Convegno di filosofia estetica in Polonia. Per i non addetti, si tratta di una riunione dove si discute su che cosa sia il bello, quali siano i criteri per riconoscerlo, quali siano le sue condizioni e le sue applicazioni. Il che sarebbe, appunto, molto bello se non fosse che si svolge in una sala di cemento di una periferia terrificante. Ma forse l’idea era quella di capire le cose per contrasto e, in ogni caso, non è qui che sta il dilemma.
Il dilemma, invece, nasce dall’autore al centro del convegno, Richard Shusterman, che ha proposto una filosofia del corpo non materialista, una specie di terapia filosofica per avere una vita bella e intelligente (Estetica pragmatista, tradotto in quasi tutte le lingue, italiano incluso). È un’estetica peraltro aperta e democratica, che fa capire che anche i gusti più comuni e la vita di chiunque possono raggiungere e offrire una soddisfazione e una pienezza non più riservata a poche opere esposte in qualche freddo museo.
Tralasciando la teoria, che ha molti meriti e varrebbe la pena discutere, la cosa curiosa è che egli stesso si propone come icona della propria teoria. E qui la teoria mostra alcune caratteristiche occulte, che di per sé non emergono con la stessa chiarezza dai libri. L’uomo del futuro che Shusterman incarna avrà cura del proprio corpo come parte di un generale benessere corporeo-spirituale (molto vicino alle filosofie orientali) che dà di per sé una grande soddisfazione e per il quale varrebbe la pena vivere. È un uomo che si trova a suo agio in ogni parte del mondo, parlando con garbo e conoscenza – e in molte lingue – di ogni uso e costume che, in qualche modo, ha contribuito alla creazione del proprio benessere cultural-corporeo. L’io così ben costituito da esperienze e pensieri appropriati può diventare spettacolo a se stesso, come Shusterman stesso ha dimostrato in una mostra – esposta nel maggio scorso alla Sorbona – nella quale ha proposto tale esperimento svolto su se medesimo. Il risultato è un raffinato cittadino del mondo, capace di dialogo con ogni cultura, interessato e interessante. La democratizzazione estetica permetterebbe poi a chiunque di diventare così.
Solo che, a un certo punto, in una relazione, uno studente di PhD, americano, ateo, dice: “il fatto è che il cosmopolita estetico che Shustermann in un certo senso rappresenta sembra non essere mai del tutto dentro a quello che fa”. Ovviamente ci sarebbero tanti distinguo da fare perché Shusterman non propone un cosmopolitismo ingenuo ma un dialogo tra diverse narrative del sé. Ma il problema rimane. Uno sembra non esserci mai del tutto. La parola inglese è bellissima: wholehearted, con tutto il cuore. Così viene fuori il dilemma: metteteci di mezzo tutta la corporeità e tutta l’intelligenza che volete, ma la questione sta nella definizione dell’io.
O si considera il proprio ragionamento come indipendente giudice del mondo o si appartiene a qualcuno o a qualcosa.
Nel primo caso il problema vero è che tutto viene capito, digerito e spiegato secondo ciò che già si è, si sa e si può comprendere.

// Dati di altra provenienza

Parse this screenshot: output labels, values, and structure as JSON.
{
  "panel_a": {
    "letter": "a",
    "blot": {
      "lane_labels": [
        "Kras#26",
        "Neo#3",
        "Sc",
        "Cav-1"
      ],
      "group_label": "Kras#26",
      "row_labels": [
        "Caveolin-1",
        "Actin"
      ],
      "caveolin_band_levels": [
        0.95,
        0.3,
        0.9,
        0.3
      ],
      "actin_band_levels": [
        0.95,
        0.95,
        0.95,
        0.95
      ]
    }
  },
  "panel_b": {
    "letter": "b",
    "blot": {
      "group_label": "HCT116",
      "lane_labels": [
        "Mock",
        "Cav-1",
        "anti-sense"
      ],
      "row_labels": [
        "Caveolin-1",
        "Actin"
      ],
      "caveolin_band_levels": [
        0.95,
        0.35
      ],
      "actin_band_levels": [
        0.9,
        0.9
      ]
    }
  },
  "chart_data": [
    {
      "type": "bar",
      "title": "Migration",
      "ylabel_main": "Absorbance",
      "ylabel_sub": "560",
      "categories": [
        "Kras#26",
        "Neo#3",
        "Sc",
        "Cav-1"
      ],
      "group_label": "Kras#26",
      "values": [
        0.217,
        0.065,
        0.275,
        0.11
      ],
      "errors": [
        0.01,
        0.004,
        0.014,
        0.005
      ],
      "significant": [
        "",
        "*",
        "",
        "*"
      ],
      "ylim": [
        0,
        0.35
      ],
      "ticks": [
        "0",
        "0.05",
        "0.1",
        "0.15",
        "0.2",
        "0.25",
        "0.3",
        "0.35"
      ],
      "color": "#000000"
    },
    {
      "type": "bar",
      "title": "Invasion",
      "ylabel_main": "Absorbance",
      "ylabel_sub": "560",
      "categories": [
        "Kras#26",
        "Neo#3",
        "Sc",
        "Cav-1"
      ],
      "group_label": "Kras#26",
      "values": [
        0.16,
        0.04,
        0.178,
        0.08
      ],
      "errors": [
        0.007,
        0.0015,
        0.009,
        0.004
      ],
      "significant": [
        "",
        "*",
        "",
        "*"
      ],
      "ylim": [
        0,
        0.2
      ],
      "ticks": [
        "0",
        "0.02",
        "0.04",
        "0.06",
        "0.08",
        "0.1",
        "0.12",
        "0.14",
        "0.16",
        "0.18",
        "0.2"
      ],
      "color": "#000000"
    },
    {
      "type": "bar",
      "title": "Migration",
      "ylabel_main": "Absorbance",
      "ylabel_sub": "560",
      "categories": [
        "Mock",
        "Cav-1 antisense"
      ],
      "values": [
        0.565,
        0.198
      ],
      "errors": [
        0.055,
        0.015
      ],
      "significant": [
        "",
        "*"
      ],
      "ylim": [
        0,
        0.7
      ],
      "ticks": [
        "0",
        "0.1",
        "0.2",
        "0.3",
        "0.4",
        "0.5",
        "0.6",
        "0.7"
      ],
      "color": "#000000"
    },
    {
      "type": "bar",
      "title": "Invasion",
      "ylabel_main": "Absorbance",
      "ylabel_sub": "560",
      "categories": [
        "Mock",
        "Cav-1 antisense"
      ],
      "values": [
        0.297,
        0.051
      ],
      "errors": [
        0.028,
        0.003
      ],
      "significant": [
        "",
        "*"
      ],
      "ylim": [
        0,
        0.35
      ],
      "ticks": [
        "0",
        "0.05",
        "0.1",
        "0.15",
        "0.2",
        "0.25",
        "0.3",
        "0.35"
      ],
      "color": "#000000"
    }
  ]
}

Se il proprio ragionamento è illuministicamente l’ultimo giudice della realtà intera, per quanto non sia solo intellettualistico, per quanto sia ampio, alla fine dipende da se stesso, non c’è niente che sia in fondo più grande di esso. Così il cosmopolita estetico rischia di diventare ultimo erede dell’illuminismo che teoricamente rigetta: accetta tutti, capisce tutti, gode (con misura) di tutto perché tutto è parte di una costruzione che ha il centro nella propria auto-consistenza intelligente e critica. Ma sarebbe disposto a sacrificarsi per qualcuno? C’è una realtà che vale più di se stessi?
Qual è l’alternativa? L’uomo che è tutto definito dall’appartenenza, qualsiasi essa sia, capisce solo che vuole bene, che vorrebbe volere più bene e che non è capace, che se qualche volta c’è del vero piacere, esso viene per una fortuna o grazia che non è mai in mano sua, la grazia di essere voluti per niente e anche se si è niente. Ma così facendo incontra e ama tutti davvero perché, come l’eroe di Chesterton che faceva il giro del mondo per ritornare a casa, proprio quella, con quel bidone dell’immondizia là fuori, questo povero uomo cerca in tutti e in tutto il volto a cui appartiene semplicemente, senza del quale non riesce a vivere e per il quale farebbe qualsiasi sacrificio, se Dio gliene desse la forza.
Non è sentimentalismo, come affermava uno dei più grandi logici di tutti i tempi, C.S. Peirce: “Chi non sacrificasse se stesso per salvare il mondo intero, sarebbe totalmente illogico in tutte le proprie conclusioni”.